DA REDAÇÃO - FOLHA EXTRA
SIQUEIRA CAMPOS - Hoje em dia é cada vez mais raro encontrar um jovem que saiba o que foi uma lan house, e mais raro ainda algum que tenha vivido essa experiência. Isso porque a partir de 2010, esses espaços começaram a desaparecer, substituídos pela popularização da internet móvel, dos celulares, notebooks e outros aparelhos que passaram a fazer parte do cotidiano. Em meio ao esquecimento quase generalizado destes espaços, um grupo de jovens de Siqueira Campos decidiu ir na contramão da modernidade e resgatar a ideia.
Na cidade, a iniciativa partiu de Nathan Lopes da Silva, de 25 anos, proprietário de um comércio voltado à tecnologia, especializado na venda de computadores, manutenção e acessórios para o público conectado. No ano passado, ele colocou o município no cenário dos e-sports ao promover o primeiro campeonato gamer presencial do Norte Pioneiro. A experiência serviu de impulso para um projeto ainda mais ambicioso: resgatar o conceito das antigas lan houses, agora adaptado à nova geração de gamers.
“Sempre tive vontade de abrir uma lan house. É algo que sempre esteve na minha cabeça. Hoje em dia é mais difícil, porque todo mundo tem internet em casa, computador próprio, mas era um sonho que eu queria realizar”, relatou Nathan.
Ao lado Bruno e Larissa, amigos que também atuam na loja, ele decidiu dar um passo ousado para tirar a ideia do papel e trazer à tona os estabelecimentos que, para milhões de pessoas, foram a primeira experiência online, especialmente quando se fala em jogos e redes sociais. Após algumas adaptações no espaço, o grupo conseguiu montar a estrutura necessária para instalar os computadores e oferecer um novo ponto de encontro para os apaixonados por jogos na cidade.
“Durante a organização do campeonato, muitas pessoas nos procuraram em busca de um espaço para treinar, o que acabou fortalecendo ainda mais a ideia de abrir a lan house”, completou.

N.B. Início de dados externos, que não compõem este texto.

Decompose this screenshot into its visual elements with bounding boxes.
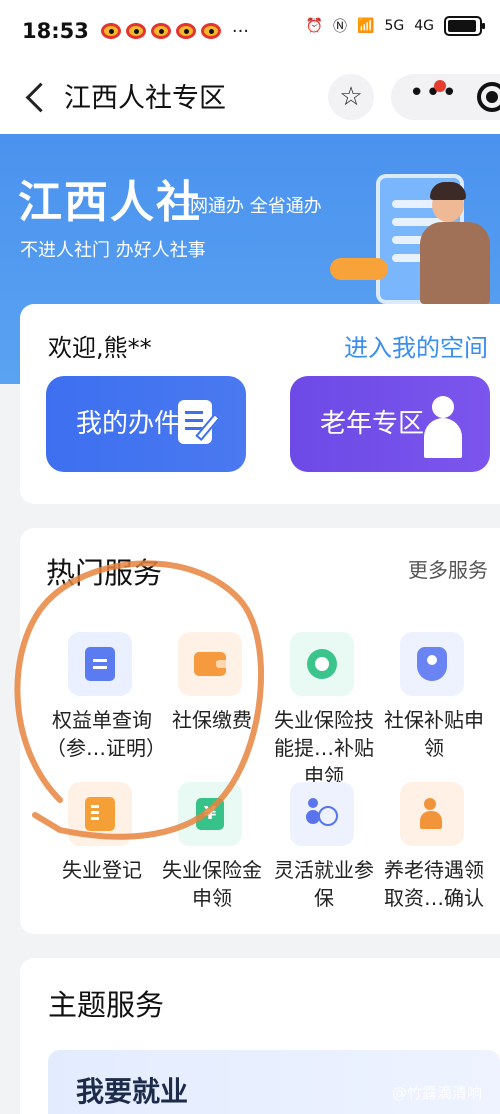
service-label: 社保补贴申领 bbox=[384, 708, 484, 760]
banner-slogan: 一网通办 全省通办 bbox=[172, 196, 322, 217]
elderly-zone-button[interactable]: 老年专区 bbox=[290, 376, 490, 472]
my-affairs-label: 我的办件 bbox=[76, 409, 181, 439]
banner-sub-slogan: 不进人社门 办好人社事 bbox=[20, 240, 206, 261]
id-card-icon bbox=[68, 782, 132, 846]
service-label: 失业保险金申领 bbox=[162, 858, 262, 910]
battery-icon bbox=[444, 16, 485, 36]
welcome-card: 欢迎,熊** 进入我的空间 我的办件 老年专区 bbox=[20, 304, 500, 504]
weibo-notification-icon bbox=[125, 23, 146, 39]
medal-icon bbox=[290, 632, 354, 696]
alarm-icon: ⏰ bbox=[305, 18, 324, 34]
service-label: 灵活就业参保 bbox=[274, 858, 374, 910]
favorite-star-button[interactable]: ☆ bbox=[328, 74, 374, 120]
more-menu-button[interactable]: ••• bbox=[409, 78, 458, 108]
network-5g-label: 5G bbox=[384, 18, 405, 34]
close-miniprogram-button[interactable] bbox=[477, 82, 500, 112]
find-job-label: 我要就业 bbox=[76, 1075, 189, 1108]
status-bar: 18:53 ··· ⏰ Ⓝ 📶 5G 4G bbox=[0, 0, 500, 62]
back-button[interactable] bbox=[18, 77, 58, 117]
welcome-greeting: 欢迎,熊** bbox=[48, 334, 152, 362]
elderly-person-icon bbox=[420, 396, 468, 458]
elder-icon bbox=[400, 782, 464, 846]
shield-user-icon bbox=[400, 632, 464, 696]
more-notifications-indicator: ··· bbox=[231, 20, 250, 42]
service-label: 权益单查询（参…证明） bbox=[46, 708, 166, 760]
yen-shield-icon: ¥ bbox=[178, 782, 242, 846]
theme-services-title: 主题服务 bbox=[48, 988, 165, 1022]
hot-services-title: 热门服务 bbox=[46, 556, 163, 590]
notification-dot bbox=[434, 80, 446, 92]
status-time: 18:53 bbox=[22, 19, 89, 43]
hot-services-card: 热门服务 更多服务 权益单查询（参…证明） 社保缴费 失业保险技能提…补贴申领 … bbox=[20, 528, 500, 934]
weibo-notification-icon bbox=[150, 23, 171, 39]
my-space-link[interactable]: 进入我的空间 bbox=[344, 328, 488, 363]
watermark: @竹露滴清响 bbox=[391, 1084, 482, 1102]
person-hair-illustration bbox=[430, 182, 466, 200]
person-illustration bbox=[420, 222, 490, 304]
service-label: 社保缴费 bbox=[172, 708, 252, 732]
service-label: 失业登记 bbox=[62, 858, 142, 882]
clipboard-icon bbox=[68, 632, 132, 696]
elderly-zone-label: 老年专区 bbox=[320, 409, 425, 439]
weibo-notification-icon bbox=[200, 23, 221, 39]
system-icons: ⏰ Ⓝ 📶 5G 4G bbox=[305, 16, 485, 36]
illustration-pill bbox=[330, 258, 388, 280]
wallet-icon bbox=[178, 632, 242, 696]
more-services-link[interactable]: 更多服务 bbox=[408, 554, 488, 583]
wifi-icon: 📶 bbox=[357, 18, 375, 34]
miniprogram-capsule: ••• bbox=[391, 74, 500, 120]
weibo-notification-icon bbox=[100, 23, 121, 39]
person-yen-icon bbox=[290, 782, 354, 846]
service-label: 养老待遇领取资…确认 bbox=[384, 858, 484, 910]
weibo-notification-icon bbox=[175, 23, 196, 39]
my-affairs-button[interactable]: 我的办件 bbox=[46, 376, 246, 472]
navigation-bar: 江西人社专区 ☆ ••• bbox=[0, 62, 500, 134]
page-title: 江西人社专区 bbox=[64, 83, 226, 114]
network-4g-label: 4G bbox=[414, 18, 434, 34]
nfc-icon: Ⓝ bbox=[333, 19, 348, 35]
service-label: 失业保险技能提…补贴申领 bbox=[274, 708, 374, 788]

A recepção do público, segundo Nathan, superou as expectativas. “Foi muito legal. Muita gente gostou, principalmente as crianças. O que mais marcou foi ver pessoas de várias idades aqui. Adultos que cresceram frequentando lan houses e crianças que nunca tinham visto uma, todas se divertindo juntas”, destacou.
Mesmo em um cenário em que boa parte da população já possui computadores, videogames e celulares em casa, Nathan observa que muitos ainda preferem sair de casa para jogar em grupo. A busca pela convivência, pela experiência coletiva e pela nostalgia tem levado amigos a se reunirem novamente em frente aos computadores, revivendo um hábito que marcou uma geração.
Entre comunidades do Orkut e jogos que hoje são considerados clássicos, as lan houses viveram um longo período de popularidade no Brasil e no mundo. Segundo o portal nic.br, o conceito surgiu em 1988, na Coreia do Sul, com a criação de um “Electronic Café” em Seul. O espaço oferecia computadores conectados à internet por linha telefônica e também funcionava como ambiente para encontros e conferências.
Com o passar dos anos, a ideia foi sendo adaptada e ganhou força principalmente nos anos 2000, impulsionada pela popularização dos jogos multiplayer e das plataformas de mensagens. No Brasil, o Orkut se consolidou como símbolo dessa fase, reunindo milhões de usuários antes de perder espaço para o Facebook.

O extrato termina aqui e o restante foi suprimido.